The historic uptick in dealmaking activity between mid-2020 through the first half of 2022 meant a lot of late nights for Edgewater Capital partner Bob Girton.

"We were all running," he said at last year's Cleveland Smart Business Dealmakers Conference. "We would talk about historic volume, that activity, and just the late nights and maybe the energy going to the market."

But then when the summer of last year hit, he says the world changed again, leading to today, which he calls a digesting period.

"There's just a lot of uncertainty," Girton says. "So, if you're thinking about noise, the economy, the political and geopolitical complexity, derivative impacts, COVID ... in the U.S. the cost of capital is a little different. And I'd say, in general, I think everyone feels fatigued."

While compared to the previous few years deal flow today feels as if the spigot has been turned off, he says the stats say activity could be considered historically normal. There are a lot of buyers and a lot of sellers, but not a lot of activity. That has dealmakers in a sort of holding pattern.

"We're locked and loaded that as soon as — I wouldn't say improvement — but as soon as there's stability, you'll see a recovery in that market pretty quickly," he says.

The paradigm for private equity buyers has changed. He says his cost of capital was 5-7 percent last year, now it's 10-12 percent. So, the leverage he can put on a business is totally different, meaning the businesses he can buy are totally different. And in such an economically uneven environment — good for some, challenging for others — valuations would presumably come down. However, he says they haven't, which has led him to consider companies in tiers.

"I would say break the market into three," he says. "So, there's A's, B's and C's. The A's, nothing's changed. And there's a smaller number of them. They're going at really high prices. And we need to market or over-equitize them and just get them done. The B's and C's are a little more broken, and there's a lot more C's than B's. And you're playing a value game on what's the tradeoff between the value I'm paying off and is this thing broken enough that I can extract? So, you got to be a little bit more picky on where you're playing. And the common themes of an A transaction is did you prep? Do you know your customer, your demand drivers, and can you convey certainty around your forecast? Are you acyclical or a counter cyclical story? If not, you've got a problem. Are you linked to a mega trend or a growing market? So, somewhere I can say if I look out to 2030, I feel really good about where we're going. This next part might be noisy. Compelling gross margins. So, if I saw your margins pop, I don't know how to how to underwrite that. I don't know if they're durable or sustainable. On the other hand, if they're declining, I've got a different problem. And then the last, I'm looking for an executable plan. So, can I continue to grow this or is it a fixer upper? And then it puts you back into that C and B. We're being picky around where we're spending our time. And let's say we're not seeing a lot of A's that justify the price that it takes to get it done."

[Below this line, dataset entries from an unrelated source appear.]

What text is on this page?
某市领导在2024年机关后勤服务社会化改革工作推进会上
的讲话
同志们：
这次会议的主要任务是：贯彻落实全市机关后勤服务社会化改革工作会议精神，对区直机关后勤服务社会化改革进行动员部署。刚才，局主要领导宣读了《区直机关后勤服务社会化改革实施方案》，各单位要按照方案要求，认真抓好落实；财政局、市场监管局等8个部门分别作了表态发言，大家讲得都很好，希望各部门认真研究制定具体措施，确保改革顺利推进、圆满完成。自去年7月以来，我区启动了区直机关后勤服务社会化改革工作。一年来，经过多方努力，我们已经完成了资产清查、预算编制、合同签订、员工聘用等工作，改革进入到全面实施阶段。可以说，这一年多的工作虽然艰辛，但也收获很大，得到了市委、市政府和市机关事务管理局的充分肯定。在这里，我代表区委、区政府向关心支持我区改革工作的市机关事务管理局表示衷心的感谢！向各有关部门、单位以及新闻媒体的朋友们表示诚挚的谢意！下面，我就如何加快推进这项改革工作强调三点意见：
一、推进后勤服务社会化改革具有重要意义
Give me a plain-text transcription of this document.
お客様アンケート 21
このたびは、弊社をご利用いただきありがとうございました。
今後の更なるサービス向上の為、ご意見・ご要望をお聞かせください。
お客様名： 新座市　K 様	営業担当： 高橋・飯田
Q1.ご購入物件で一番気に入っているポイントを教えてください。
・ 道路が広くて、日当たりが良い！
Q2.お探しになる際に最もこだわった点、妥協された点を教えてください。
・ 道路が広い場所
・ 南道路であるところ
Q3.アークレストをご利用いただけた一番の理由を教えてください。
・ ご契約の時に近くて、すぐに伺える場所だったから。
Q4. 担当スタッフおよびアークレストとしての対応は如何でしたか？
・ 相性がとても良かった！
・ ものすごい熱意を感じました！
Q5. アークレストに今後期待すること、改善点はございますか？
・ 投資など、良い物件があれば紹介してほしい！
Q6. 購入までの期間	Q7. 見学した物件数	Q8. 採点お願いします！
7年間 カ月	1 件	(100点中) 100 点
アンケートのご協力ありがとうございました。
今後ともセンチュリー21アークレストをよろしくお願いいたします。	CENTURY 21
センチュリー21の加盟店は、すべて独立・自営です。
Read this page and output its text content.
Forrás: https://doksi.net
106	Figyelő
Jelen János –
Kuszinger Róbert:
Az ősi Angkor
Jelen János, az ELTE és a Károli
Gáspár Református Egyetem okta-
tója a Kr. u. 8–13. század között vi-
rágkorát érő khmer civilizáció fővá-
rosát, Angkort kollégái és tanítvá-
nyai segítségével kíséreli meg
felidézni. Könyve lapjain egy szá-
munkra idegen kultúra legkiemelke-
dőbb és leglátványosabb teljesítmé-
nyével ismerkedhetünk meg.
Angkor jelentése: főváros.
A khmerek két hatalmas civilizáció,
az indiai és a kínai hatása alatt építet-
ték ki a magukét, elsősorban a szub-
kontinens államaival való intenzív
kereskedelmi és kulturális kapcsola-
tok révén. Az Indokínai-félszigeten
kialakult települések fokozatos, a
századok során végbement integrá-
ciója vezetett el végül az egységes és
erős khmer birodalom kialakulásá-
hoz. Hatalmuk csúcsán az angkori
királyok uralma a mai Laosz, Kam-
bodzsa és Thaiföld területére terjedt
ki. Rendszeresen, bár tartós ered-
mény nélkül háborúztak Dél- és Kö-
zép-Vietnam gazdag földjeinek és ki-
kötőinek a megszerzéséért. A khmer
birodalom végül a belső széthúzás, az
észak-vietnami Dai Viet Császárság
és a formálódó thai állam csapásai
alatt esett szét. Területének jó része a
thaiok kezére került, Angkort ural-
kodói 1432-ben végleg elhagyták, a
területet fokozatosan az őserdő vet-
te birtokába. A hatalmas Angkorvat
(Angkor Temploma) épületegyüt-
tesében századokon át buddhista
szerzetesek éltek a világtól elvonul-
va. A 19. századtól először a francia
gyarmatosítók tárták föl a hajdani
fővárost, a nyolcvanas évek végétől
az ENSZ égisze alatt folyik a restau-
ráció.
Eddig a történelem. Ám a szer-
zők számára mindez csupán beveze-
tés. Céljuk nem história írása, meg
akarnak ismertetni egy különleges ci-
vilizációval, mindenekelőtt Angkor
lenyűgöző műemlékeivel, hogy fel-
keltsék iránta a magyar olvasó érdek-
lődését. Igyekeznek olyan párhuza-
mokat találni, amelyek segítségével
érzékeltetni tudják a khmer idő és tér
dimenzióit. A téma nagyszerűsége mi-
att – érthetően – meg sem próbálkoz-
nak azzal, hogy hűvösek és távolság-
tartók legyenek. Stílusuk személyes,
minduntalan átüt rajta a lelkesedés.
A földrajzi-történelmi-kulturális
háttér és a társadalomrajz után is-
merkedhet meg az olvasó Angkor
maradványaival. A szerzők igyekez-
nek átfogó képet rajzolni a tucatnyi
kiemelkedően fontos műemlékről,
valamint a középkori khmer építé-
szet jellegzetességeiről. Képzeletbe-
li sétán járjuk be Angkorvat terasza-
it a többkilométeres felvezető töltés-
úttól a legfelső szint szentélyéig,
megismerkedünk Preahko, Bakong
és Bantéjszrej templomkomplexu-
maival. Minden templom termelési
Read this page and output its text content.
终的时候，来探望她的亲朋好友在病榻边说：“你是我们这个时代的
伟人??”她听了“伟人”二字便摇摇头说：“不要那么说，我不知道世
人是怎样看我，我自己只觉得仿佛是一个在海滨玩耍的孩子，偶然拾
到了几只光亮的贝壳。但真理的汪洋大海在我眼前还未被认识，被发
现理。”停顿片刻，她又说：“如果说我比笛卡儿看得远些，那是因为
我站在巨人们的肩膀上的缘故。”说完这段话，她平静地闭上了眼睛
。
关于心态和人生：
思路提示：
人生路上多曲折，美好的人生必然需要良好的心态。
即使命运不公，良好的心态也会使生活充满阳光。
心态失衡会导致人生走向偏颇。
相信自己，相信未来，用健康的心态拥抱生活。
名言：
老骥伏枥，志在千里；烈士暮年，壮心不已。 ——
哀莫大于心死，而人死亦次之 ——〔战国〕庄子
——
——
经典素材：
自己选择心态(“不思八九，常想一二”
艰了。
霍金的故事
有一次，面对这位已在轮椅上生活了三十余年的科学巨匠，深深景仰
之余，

When multiples are high for a target company, it's tough to get the leverage, which could lead to over-equitizing.

"You're going to justify and say I'll lower the cost of capital when rates come down, or I'll do an add-on acquisition and get it later," Girton says. "So, you're self-rationalizing a deal, rightly or wrongly, you're finding a way to put more equity in to get the deal done. In B's, you're coming back to this value trade off. And so then there's more structure in the deal. So, you're talking about an earn out or liquidation preference or minority investment or some sort of creativity to bridge the gap."

However, whatever stress buyers feel when it comes to the capital situation, he says owner/ operators do not care that a buyer's cost of capital has gone up dramatically.

"So, it has happened in such a fast period of time, we're still in digest mode," he says. "And the order of magnitude is so significant that we're not off a little bit, we're off by several turns. So I'd say we're still bridging that. A lot of it we're talking about more on anchoring on the right level of EBITDA. And then you're talking about an earn out or some structure that way, or some creative thing in the capital stack. I haven't gotten enough owners to, 'Alright, forget it. I'll be your paper.' Because that might help me a little bit, bridge a little bit, but it doesn't change the, you want it at 12 and I think it's worth an eight."